¿Y
si nos seguimos viendo?
No
suelo admitirlo, pero fumo más de una cajetilla.
Cada cigarrillo me saca del ruido en la calle.
Paseo
por callejones lejos de la calle principal, sin límites.
Sello mi lengua con dulce y salado, cedo a más sabores.
El
olor a carne con menta a las brasas altera mis gustos.
Mi antojo de tu piel me recoge a medio camino; te busco.
Cuando
la calle se hace estrecha, me orillo y me encuentro.
Es algo que ya sabes: tú y tus canas conocen mis labios.
Se
juntan con las condiciones de mis manos, mis pasos, mis años.
Te acercas con preguntas cuando en la sobremesa mi voz se estira.
Mi
curiosidad se sale de la mesa y te aprovechas del espacio que dejo.
Yo no ocupo mucho espacio cuando mi pecho se abre, justo aquí.
Detrás
de mis costillas se meten tus anécdotas, rozadas con tu lengua.
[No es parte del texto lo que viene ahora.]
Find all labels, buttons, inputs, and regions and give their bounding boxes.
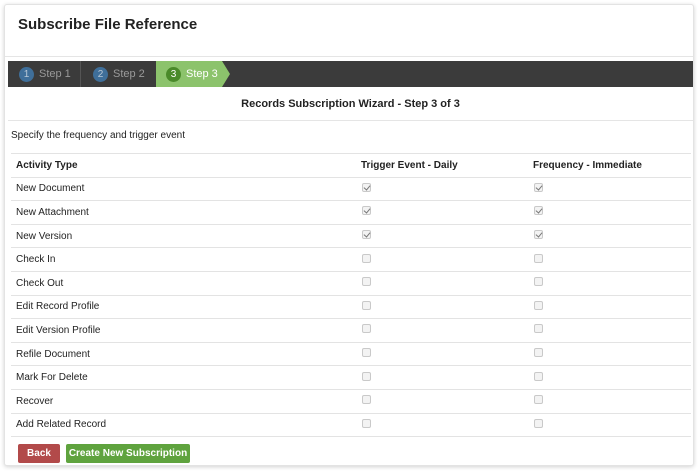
frequency-cell bbox=[528, 412, 691, 438]
step-3[interactable]: 3 Step 3 bbox=[156, 61, 230, 87]
trigger-cell bbox=[356, 341, 528, 366]
page-title: Subscribe File Reference bbox=[18, 16, 198, 33]
create-subscription-button[interactable]: Create New Subscription bbox=[66, 444, 190, 463]
step-label: Step 2 bbox=[113, 68, 145, 80]
frequency-cell bbox=[528, 365, 691, 390]
trigger-checkbox[interactable] bbox=[362, 300, 371, 310]
trigger-checkbox[interactable] bbox=[362, 395, 371, 405]
column-header-activity: Activity Type bbox=[11, 153, 356, 178]
trigger-checkbox[interactable] bbox=[362, 371, 371, 381]
frequency-cell bbox=[528, 247, 691, 272]
activity-type-cell: Add Related Record bbox=[11, 412, 356, 438]
trigger-cell bbox=[356, 223, 528, 248]
trigger-checkbox[interactable] bbox=[362, 348, 371, 358]
step-label: Step 3 bbox=[186, 68, 218, 80]
frequency-checkbox[interactable] bbox=[534, 395, 543, 405]
step-number-badge: 3 bbox=[166, 66, 181, 82]
frequency-checkbox[interactable] bbox=[534, 348, 543, 358]
table-row: Mark For Delete bbox=[11, 365, 691, 390]
frequency-checkbox[interactable] bbox=[534, 230, 543, 240]
table-row: Check Out bbox=[11, 270, 691, 296]
instructions-text: Specify the frequency and trigger event bbox=[11, 130, 185, 141]
frequency-checkbox[interactable] bbox=[534, 324, 543, 334]
table-row: Edit Version Profile bbox=[11, 318, 691, 343]
table-row: Refile Document bbox=[11, 341, 691, 366]
frequency-checkbox[interactable] bbox=[534, 206, 543, 216]
table-row: Recover bbox=[11, 388, 691, 414]
trigger-checkbox[interactable] bbox=[362, 182, 371, 192]
activity-type-cell: New Document bbox=[11, 176, 356, 201]
table-row: Edit Record Profile bbox=[11, 294, 691, 319]
trigger-cell bbox=[356, 294, 528, 319]
frequency-checkbox[interactable] bbox=[534, 277, 543, 287]
button-bar: Back Create New Subscription bbox=[18, 444, 190, 463]
frequency-cell bbox=[528, 294, 691, 319]
activity-type-cell: Recover bbox=[11, 388, 356, 414]
trigger-checkbox[interactable] bbox=[362, 418, 371, 428]
activity-type-cell: Mark For Delete bbox=[11, 365, 356, 390]
subscription-table: Activity Type Trigger Event - Daily Freq… bbox=[11, 153, 691, 438]
trigger-checkbox[interactable] bbox=[362, 206, 371, 216]
dialog-header: Subscribe File Reference bbox=[5, 5, 693, 57]
trigger-cell bbox=[356, 247, 528, 272]
activity-type-cell: Refile Document bbox=[11, 341, 356, 366]
trigger-cell bbox=[356, 176, 528, 201]
activity-type-cell: Edit Version Profile bbox=[11, 318, 356, 343]
trigger-cell bbox=[356, 388, 528, 414]
activity-type-cell: Check Out bbox=[11, 270, 356, 296]
trigger-checkbox[interactable] bbox=[362, 277, 371, 287]
step-1[interactable]: 1 Step 1 bbox=[8, 61, 80, 87]
activity-type-cell: Edit Record Profile bbox=[11, 294, 356, 319]
frequency-checkbox[interactable] bbox=[534, 371, 543, 381]
frequency-checkbox[interactable] bbox=[534, 253, 543, 263]
trigger-cell bbox=[356, 412, 528, 438]
table-row: New Version bbox=[11, 223, 691, 248]
wizard-step-bar: 1 Step 1 2 Step 2 3 Step 3 bbox=[8, 61, 693, 87]
dialog-window: Subscribe File Reference 1 Step 1 2 Step… bbox=[4, 4, 694, 466]
wizard-title: Records Subscription Wizard - Step 3 of … bbox=[8, 87, 693, 121]
activity-type-cell: New Version bbox=[11, 223, 356, 248]
frequency-cell bbox=[528, 200, 691, 225]
trigger-checkbox[interactable] bbox=[362, 253, 371, 263]
frequency-cell bbox=[528, 318, 691, 343]
table-header-row: Activity Type Trigger Event - Daily Freq… bbox=[11, 153, 691, 178]
step-number-badge: 2 bbox=[93, 66, 108, 82]
column-header-trigger: Trigger Event - Daily bbox=[356, 153, 528, 178]
step-2[interactable]: 2 Step 2 bbox=[81, 61, 153, 87]
trigger-cell bbox=[356, 200, 528, 225]
frequency-cell bbox=[528, 223, 691, 248]
trigger-cell bbox=[356, 270, 528, 296]
trigger-checkbox[interactable] bbox=[362, 230, 371, 240]
column-header-frequency: Frequency - Immediate bbox=[528, 153, 691, 178]
activity-type-cell: Check In bbox=[11, 247, 356, 272]
frequency-cell bbox=[528, 341, 691, 366]
frequency-cell bbox=[528, 270, 691, 296]
back-button[interactable]: Back bbox=[18, 444, 60, 463]
frequency-cell bbox=[528, 388, 691, 414]
trigger-cell bbox=[356, 318, 528, 343]
activity-type-cell: New Attachment bbox=[11, 200, 356, 225]
trigger-cell bbox=[356, 365, 528, 390]
trigger-checkbox[interactable] bbox=[362, 324, 371, 334]
frequency-checkbox[interactable] bbox=[534, 182, 543, 192]
table-row: New Document bbox=[11, 176, 691, 201]
frequency-cell bbox=[528, 176, 691, 201]
table-row: Check In bbox=[11, 247, 691, 272]
step-number-badge: 1 bbox=[19, 66, 34, 82]
frequency-checkbox[interactable] bbox=[534, 418, 543, 428]
frequency-checkbox[interactable] bbox=[534, 300, 543, 310]
table-row: Add Related Record bbox=[11, 412, 691, 438]
step-label: Step 1 bbox=[39, 68, 71, 80]
table-row: New Attachment bbox=[11, 200, 691, 225]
Me invade el perfume de la coquetería, de tu vida al encuentro de la mía.
Los
alimentos de mi deseo te abrazan; en hamacas escondidas, descanso.
Suelto algunas piezas, pero no te dejo descifrar mis ojos.
Nadie
puede tocar lo que no se nombra, ni encontrar la entrada a este pasaje.
Y sólo a veces te veo (cuando no huyo de tu pulso, cuando me doy permiso).
Me
atrapan las cuencas que no se ven, huecos para halar de tu cigarro.
Prefiero cuando empieza a caer el sol, cuando se va mi resistencia.
En
esta esquina el tiempo se asienta, aquí donde tu nariz se anida en mi cuello.
Pero no deberíamos, y nadie me enseñó a cuidarme del contacto.
Nunca
aprendí qué se hace en las intersecciones con destinos opuestos.
Las convergencias que enciendan pasiones no caben en ningún camino recto.
Justo
atrás, aquí adonde chocamos, dónde se vierten ideas y ah, sí, yo ya sabía.
No importa lo que digas, ni cuanto tiempo dure: nadie se queda en la periferia.
Las voces nos orillan de un lado a otro, avanzo un par de cuadras.
No logro borrar los bordes que nos separan, los espacios en los que no quepo.